Thursday, July 26, 2007

The £40 billion sting

In the wake of the House of Lords Report on VAT fraud, the House of Commons Public Accounts Committee have just come up with theirs. The "executive summary" is admirably succinct, and I can do no better than reproduce it here:

VAT missing trader fraud is a large scale criminal attack on the EU VAT system. The most serious form—known as Carousel Fraud—involves a series of contrived transactions, within and beyond the EU to create large unpaid VAT liabilities and fraudulent claims.

The Department has been tackling missing trader fraud for over six years, yet has failed to stem the flow of tax losses: the fraud has continued to cost the exchequer at least £1 billion a year. In 2005–06, the level of fraud increased to its highest level yet, with the estimated cash loss to the exchequer of between £2 to £3 billion.

There are no reliable or comprehensive EU wide estimates of the cost of this fraud because most member states have not produced estimates. The EU Commissioner for Taxation has estimated the annual loss from VAT Fraud across the European Union at £40 billion (€60 billion).

The Department has introduced a range of legal and operational measures to tackle the fraud. The fraudsters are, however, resourceful and react quickly to such measures. In February 2006, the Government sought from the European Union authority to apply a special measure—the “reverse charge”—derogating from the Sixth VAT Directive for a wide-range of electronic goods, including those currently associated with the fraud, such as mobile phones and computer chips.

In principle, once in force, this measure would prevent fraudsters from receiving VAT on the sale of mobile telephones and computer chips and would eliminate the opportunity for the fraud. The Council of the European Union approved the derogation on 16 April 2007, but the Council’s decision only allows the Department to apply the “reverse charge” to commerce in mobile phones and computer chips, rather than the wider range of products that the United Kingdom had originally requested. The Government now expects that this narrower measure, combined with other operational interventions, will protect revenue of £50 million in 2007–08.

The reverse charge can only be a provisional measure pending a more comprehensive Euwide solution. The Commission is in favour of VAT being charged on all intra-community transactions in the country of purchase thereby eliminating VAT free operations and the opportunity for the present type of missing trader fraud. The United Kingdom and some other Member States are not in favour of this system. The Department considers that it would open the way for major new frauds.

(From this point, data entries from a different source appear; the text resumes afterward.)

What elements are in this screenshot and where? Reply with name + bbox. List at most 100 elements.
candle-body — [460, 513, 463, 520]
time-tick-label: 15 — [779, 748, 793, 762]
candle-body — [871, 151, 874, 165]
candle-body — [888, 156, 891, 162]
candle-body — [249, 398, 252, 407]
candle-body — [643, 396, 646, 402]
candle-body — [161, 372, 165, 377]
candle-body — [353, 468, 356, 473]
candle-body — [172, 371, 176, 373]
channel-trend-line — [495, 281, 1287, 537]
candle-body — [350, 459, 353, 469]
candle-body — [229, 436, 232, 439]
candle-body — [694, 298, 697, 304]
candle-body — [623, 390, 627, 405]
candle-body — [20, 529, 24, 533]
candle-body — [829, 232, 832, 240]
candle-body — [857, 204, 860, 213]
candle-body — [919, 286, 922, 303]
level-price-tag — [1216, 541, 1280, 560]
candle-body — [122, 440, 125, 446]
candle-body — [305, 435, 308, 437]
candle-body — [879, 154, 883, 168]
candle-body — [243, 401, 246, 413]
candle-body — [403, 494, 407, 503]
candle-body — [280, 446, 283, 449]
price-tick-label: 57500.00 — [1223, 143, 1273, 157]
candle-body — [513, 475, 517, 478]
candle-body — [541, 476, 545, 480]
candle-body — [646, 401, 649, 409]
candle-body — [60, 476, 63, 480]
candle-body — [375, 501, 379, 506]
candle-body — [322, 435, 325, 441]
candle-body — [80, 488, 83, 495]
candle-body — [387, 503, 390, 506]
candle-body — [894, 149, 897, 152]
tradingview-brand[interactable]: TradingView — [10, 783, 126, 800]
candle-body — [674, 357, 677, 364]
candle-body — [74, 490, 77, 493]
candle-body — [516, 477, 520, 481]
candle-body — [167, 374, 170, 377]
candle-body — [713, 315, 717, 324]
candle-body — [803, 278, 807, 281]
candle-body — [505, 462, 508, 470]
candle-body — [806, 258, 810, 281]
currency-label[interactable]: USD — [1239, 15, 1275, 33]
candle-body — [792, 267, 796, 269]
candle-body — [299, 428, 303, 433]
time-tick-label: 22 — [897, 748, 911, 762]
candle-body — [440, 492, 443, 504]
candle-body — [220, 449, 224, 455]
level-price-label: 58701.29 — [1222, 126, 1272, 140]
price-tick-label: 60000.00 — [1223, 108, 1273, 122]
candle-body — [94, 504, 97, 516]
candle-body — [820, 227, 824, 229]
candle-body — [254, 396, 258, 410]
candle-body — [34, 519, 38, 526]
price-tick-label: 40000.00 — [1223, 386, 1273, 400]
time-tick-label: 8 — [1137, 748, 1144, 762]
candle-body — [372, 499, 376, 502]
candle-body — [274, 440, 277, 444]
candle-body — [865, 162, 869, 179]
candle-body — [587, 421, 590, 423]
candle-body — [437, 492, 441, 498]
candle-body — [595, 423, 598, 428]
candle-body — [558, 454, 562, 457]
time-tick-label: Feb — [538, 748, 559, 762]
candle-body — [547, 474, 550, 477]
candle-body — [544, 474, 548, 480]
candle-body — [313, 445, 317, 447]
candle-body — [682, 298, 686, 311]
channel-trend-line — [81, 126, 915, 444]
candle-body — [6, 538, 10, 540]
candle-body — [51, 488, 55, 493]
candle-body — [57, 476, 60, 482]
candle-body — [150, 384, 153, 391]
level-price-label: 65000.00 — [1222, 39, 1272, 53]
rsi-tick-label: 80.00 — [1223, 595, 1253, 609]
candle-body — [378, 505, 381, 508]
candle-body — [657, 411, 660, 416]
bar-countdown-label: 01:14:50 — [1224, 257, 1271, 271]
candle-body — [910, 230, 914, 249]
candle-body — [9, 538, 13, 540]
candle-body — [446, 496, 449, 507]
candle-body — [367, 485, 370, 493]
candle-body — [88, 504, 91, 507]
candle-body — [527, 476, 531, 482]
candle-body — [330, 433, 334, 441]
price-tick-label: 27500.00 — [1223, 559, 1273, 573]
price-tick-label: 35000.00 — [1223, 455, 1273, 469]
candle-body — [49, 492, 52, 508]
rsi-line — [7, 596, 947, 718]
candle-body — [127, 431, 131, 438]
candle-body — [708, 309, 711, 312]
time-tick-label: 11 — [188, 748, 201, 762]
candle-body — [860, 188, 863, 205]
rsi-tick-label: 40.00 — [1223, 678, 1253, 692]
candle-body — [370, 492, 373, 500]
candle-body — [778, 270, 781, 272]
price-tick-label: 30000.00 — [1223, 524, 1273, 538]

Individual Member States cannot tackle VAT fraud on their own. The Department recognises that it has to work closely with the tax authorities of other member states and third countries, as well as with the accounting, tax and legal professionals to tackle the problem effectively. Ultimately the European Union will have to agree a new legislative framework for administering VAT, if missing trader fraud is to be eliminated in the long term.
Although the £40 billion a year loss is somewhat less than the Lords' estimate (which went to £170 billion), this is still a huge amount of money – more than our entire defence budget.

However, one notes that the Committee says the EU will have to "agree a new legislative framework for administering VAT" in order to eliminate fraud. Since the chances of that happening are precisely nil, VAT fraud is set to continue, another of those EU scandals which the MSM seems quite incapable of reporting with any degree of emphasis.

What is wrong with people that they cannot take on board the huge scale of this fraud and the eye-watering amounts that are being stolen? If ever there was an open-and-shut indictment of the way the EU works, this is it. But what do we get? A smattering of low-key reports! I really do not understand what is going on here.